Launched at the Cop26 climate summit in 2021, the Global Methane Pledge set out the goal of reducing methane emissions by 30% by the end of the decade. Gauci said: “Our results suggest that planting more trees and reducing deforestation should certainly be important parts of any approach to this goal.”
Tree planting has become a key tactic in combating the climate crisis, with the British government plans to spend more than £500m on trees and woodlands between 2020 and 2025. But another piece of research published on Wednesday shows countries need to weigh the benefits and disadvantages of tree plantingwith natural forest regeneration proving more cost-effective in some circumstances.
Jacob Bukoski, a scientist from the Oregon State University College of Forestry, and his team analyzed data from thousands of reforestation sites in 130 countries for the study, published in the journal Nature Climate Change. They found that natural regeneration would be the most cost-effective over a 30-year period for 46% of the areas studied, while planting would be more cost-effective for 54%.
“In general, we can let forests regenerate on their own, which is slow but cheap, or take a more active approach and plant them, which accelerates growth but is more expensive,” Bukoski said. “Our study compares these two approaches across reforestable landscapes in low- and middle-income countries, and identifies where naturally regenerating or planting forests is likely to make more sense.”
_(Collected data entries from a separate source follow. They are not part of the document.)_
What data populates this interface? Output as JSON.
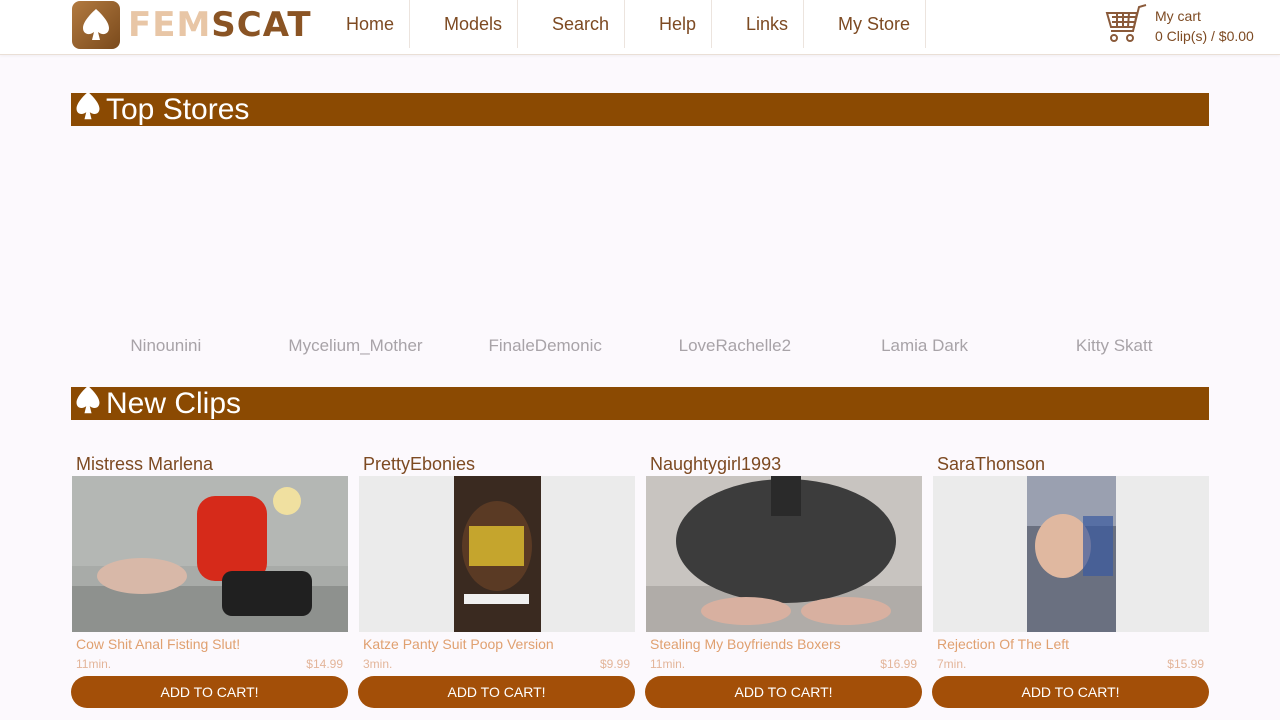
{
  "brand": {
    "fem": "FEM",
    "scat": "SCAT"
  },
  "nav": [
    {
      "label": "Home"
    },
    {
      "label": "Models"
    },
    {
      "label": "Search"
    },
    {
      "label": "Help"
    },
    {
      "label": "Links"
    },
    {
      "label": "My Store"
    }
  ],
  "cart": {
    "title": "My cart",
    "summary": "0 Clip(s) / $0.00"
  },
  "top_stores": {
    "title": "Top Stores",
    "stores": [
      "Ninounini",
      "Mycelium_Mother",
      "FinaleDemonic",
      "LoveRachelle2",
      "Lamia Dark",
      "Kitty Skatt"
    ]
  },
  "new_clips": {
    "title": "New Clips",
    "clips": [
      {
        "author": "Mistress Marlena",
        "title": "Cow Shit Anal Fisting Slut!",
        "duration": "11min.",
        "price": "$14.99",
        "button": "ADD TO CART!"
      },
      {
        "author": "PrettyEbonies",
        "title": "Katze Panty Suit Poop Version",
        "duration": "3min.",
        "price": "$9.99",
        "button": "ADD TO CART!"
      },
      {
        "author": "Naughtygirl1993",
        "title": "Stealing My Boyfriends Boxers",
        "duration": "11min.",
        "price": "$16.99",
        "button": "ADD TO CART!"
      },
      {
        "author": "SaraThonson",
        "title": "Rejection Of The Left",
        "duration": "7min.",
        "price": "$15.99",
        "button": "ADD TO CART!"
      }
    ]
  },
  "colors": {
    "brand_brown": "#8b4a02",
    "button_brown": "#a34f08",
    "nav_text": "#7d4a22",
    "store_text": "#a8a3a8",
    "clip_title": "#e0a070"
  }
}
Natural regeneration has been found to be more cost-effective in areas such as western Mexico, the Andes region, the southern cone of South America, western and central Africa, India, southern China, Malaysia and Indonesia.
A combination of factors favored natural regeneration in these areas, such as whether there were sufficient ecological conditions for tree regrowth, opportunity and implementation costs, and carbon accumulation rates.
Scientists eventually determined that using a combination of both approaches globally would be 44% better than natural regeneration alone and 39% better than just planting. “If your goal is to sequester carbon as quickly and as cheaply as possible, the best option is a mix of both natural regenerating forests and planted forests,” Bukoski said.
While reforestation can be highly effective in offsetting greenhouse gas emissions, the authors emphasize that reforestation is a complement to, not a substitute for, reducing fossil fuel emissions. The entire mitigation potential of reforestation over 30 years would only equal less than eight months of global greenhouse gas emissions.
The authors also argue that many other factors need to be considered alongside carbon when deciding where and how to reforest landscapes, such as reforestation’s impact on biodiversity, demand for wood products and non-carbon biophysical effects such as water availability.